You should use View the Public Suffix List to resolve this…


(Mittineague) #12

This is about “making links follow” (technically, not making them nofollow), not about making them nofollow.
Or is that what you mean?


(Michael - DiscourseHosting.com) #13

Yes, edited. Thanks.


(Arpit Jalan) #14

Thanks for pointing this out. Will fix.

This is the desired behaviour. If the instance is hosted at myblog.blogspot.com then everything at blogspot.com should be followed.

Yes I agree, initially I used publicsuffix-ruby gem to achieve this, but all tests broke… :disappointed: Will try to fix tests.


(Arpit Jalan) #15

Updated the PR to use publicsuffix-ruby gem. Tests are passing.


(Sam Saffron) #16

I am worried about this kind of stuff, how heavy is this dependency ?
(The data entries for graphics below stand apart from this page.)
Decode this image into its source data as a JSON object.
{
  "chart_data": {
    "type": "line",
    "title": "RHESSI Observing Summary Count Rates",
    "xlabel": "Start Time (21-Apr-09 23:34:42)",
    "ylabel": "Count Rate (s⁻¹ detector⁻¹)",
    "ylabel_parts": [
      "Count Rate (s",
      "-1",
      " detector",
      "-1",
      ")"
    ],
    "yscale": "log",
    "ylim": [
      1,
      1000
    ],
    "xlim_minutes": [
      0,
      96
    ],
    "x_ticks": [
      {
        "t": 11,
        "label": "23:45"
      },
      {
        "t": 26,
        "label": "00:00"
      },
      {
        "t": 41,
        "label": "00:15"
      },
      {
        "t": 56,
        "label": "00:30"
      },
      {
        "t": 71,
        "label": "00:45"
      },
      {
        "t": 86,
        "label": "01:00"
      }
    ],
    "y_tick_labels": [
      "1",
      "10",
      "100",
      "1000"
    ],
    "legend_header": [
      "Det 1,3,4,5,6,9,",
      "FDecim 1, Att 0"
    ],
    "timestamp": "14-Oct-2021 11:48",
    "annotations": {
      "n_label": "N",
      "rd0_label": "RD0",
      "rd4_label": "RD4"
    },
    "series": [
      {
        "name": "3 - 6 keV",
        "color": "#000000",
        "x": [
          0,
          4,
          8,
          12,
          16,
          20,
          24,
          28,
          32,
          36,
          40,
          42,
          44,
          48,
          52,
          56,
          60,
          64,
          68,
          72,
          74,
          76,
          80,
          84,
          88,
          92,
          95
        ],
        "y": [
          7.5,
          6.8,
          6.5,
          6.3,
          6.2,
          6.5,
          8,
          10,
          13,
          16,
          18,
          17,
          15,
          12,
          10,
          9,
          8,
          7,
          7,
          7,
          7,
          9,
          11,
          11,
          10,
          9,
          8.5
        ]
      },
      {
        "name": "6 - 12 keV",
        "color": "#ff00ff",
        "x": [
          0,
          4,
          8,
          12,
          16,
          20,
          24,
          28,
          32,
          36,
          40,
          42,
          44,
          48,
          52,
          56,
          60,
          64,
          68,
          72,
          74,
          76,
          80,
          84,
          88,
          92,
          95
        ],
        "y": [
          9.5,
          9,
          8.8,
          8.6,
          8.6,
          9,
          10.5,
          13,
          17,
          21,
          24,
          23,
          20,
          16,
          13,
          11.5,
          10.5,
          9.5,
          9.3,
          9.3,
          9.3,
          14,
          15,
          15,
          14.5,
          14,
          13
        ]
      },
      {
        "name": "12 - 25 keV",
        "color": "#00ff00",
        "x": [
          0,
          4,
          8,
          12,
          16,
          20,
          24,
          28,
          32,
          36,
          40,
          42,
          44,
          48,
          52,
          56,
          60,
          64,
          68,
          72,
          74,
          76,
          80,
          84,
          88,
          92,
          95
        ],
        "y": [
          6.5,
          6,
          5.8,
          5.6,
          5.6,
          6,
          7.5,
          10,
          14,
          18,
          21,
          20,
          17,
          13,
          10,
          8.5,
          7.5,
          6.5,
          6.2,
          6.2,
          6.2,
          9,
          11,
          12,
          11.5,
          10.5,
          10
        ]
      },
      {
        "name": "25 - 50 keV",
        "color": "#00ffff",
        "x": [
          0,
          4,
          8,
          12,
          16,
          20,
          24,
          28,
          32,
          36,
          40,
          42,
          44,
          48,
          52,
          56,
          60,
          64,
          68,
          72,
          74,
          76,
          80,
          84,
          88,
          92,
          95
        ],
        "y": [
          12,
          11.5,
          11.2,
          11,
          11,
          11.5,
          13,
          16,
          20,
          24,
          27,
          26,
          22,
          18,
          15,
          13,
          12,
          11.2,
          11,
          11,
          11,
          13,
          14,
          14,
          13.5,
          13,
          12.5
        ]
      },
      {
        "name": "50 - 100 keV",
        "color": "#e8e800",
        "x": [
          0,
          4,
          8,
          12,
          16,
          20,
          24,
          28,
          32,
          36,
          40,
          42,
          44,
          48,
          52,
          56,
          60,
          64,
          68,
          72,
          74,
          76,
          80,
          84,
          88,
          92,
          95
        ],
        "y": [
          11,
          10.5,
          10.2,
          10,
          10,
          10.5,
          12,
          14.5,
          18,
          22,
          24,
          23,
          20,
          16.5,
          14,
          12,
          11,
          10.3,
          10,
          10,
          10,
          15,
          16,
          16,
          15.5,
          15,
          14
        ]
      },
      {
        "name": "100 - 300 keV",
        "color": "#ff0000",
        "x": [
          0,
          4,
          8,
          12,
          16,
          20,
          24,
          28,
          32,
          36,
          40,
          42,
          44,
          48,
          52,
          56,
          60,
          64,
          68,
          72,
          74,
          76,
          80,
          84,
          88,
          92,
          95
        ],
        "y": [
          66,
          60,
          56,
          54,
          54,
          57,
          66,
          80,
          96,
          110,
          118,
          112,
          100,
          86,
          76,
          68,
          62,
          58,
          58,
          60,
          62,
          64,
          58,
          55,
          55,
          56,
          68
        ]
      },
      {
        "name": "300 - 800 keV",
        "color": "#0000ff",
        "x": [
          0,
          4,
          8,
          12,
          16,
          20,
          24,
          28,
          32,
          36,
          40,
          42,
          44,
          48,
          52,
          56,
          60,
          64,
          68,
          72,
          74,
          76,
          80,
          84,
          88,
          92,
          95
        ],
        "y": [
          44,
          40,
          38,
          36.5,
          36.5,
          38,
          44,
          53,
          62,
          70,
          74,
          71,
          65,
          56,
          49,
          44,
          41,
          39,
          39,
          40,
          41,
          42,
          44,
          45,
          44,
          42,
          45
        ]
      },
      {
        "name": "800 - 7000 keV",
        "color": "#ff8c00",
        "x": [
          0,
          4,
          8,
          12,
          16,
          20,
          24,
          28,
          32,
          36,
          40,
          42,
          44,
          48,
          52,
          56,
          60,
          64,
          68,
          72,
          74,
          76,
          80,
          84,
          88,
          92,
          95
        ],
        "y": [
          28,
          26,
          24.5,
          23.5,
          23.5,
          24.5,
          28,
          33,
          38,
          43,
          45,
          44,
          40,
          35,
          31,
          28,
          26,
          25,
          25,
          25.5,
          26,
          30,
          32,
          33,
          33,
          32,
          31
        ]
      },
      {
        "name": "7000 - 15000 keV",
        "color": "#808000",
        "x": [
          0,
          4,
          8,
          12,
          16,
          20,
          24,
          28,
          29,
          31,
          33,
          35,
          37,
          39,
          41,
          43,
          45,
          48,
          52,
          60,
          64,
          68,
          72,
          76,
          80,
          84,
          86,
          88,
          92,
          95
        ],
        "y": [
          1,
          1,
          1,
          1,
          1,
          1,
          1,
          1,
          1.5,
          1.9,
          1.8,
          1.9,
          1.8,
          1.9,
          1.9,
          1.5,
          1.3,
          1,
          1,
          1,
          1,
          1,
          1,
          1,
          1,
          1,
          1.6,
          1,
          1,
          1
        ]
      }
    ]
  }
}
This is a 150k file https://github.com/weppos/publicsuffix-ruby/blob/master/data/definitions.txt I bet this bloats us with 10k extra strings at least


User Preference 'Website' does not allow new TLDs
(Jeff Atwood) #17

I do not think a whole library should be necessary for this change @techAPJ

Why can’t the test be “ends with correct domain suffix” and then “anything else on front with a period between”?


(Kane York) #18

It’s because the requirements are like this:

  • Discourse at forum.example.com:
  • example.com/ - followed
  • www.example.com/ - followed
  • blog.example.com/ - followed
  • www.2example.com/ - nofollow
  • Discourse at forum.co.uk:
  • co.uk/ - nofollow
  • example.co.uk/ - nofollow
  • Discourse at awesome.website:
  • website./ - nofollow
  • example.website/ - nofollow

You can’t tell those apart with the number of dots.


(Jeff Atwood) #19

Number of dots should not be used.

Known domain name suffix of site should be used, e.g.

example.com
example.co.uk
example.website

With the rule being “any domain name with a dot plus this suffix is followed”

If necessary add another site setting to hold this value. If the value is not present, the nofollow will simply not be as accurate, e.g. it will nofollow stuff that it technically should not. It errs on the side of caution.

That’s much preferable to a giant library dependency…


(cpradio) #20

Worst case, default to the discourse domain, that way, once added, it only no-follows internal links; ie: community.sitepoint.com, and we’d have to make it more generic by changing it to sitepoint.com

However, it needs to be able to not match

example.com/sitepoint.com/mypage.php or similar related URL renderings.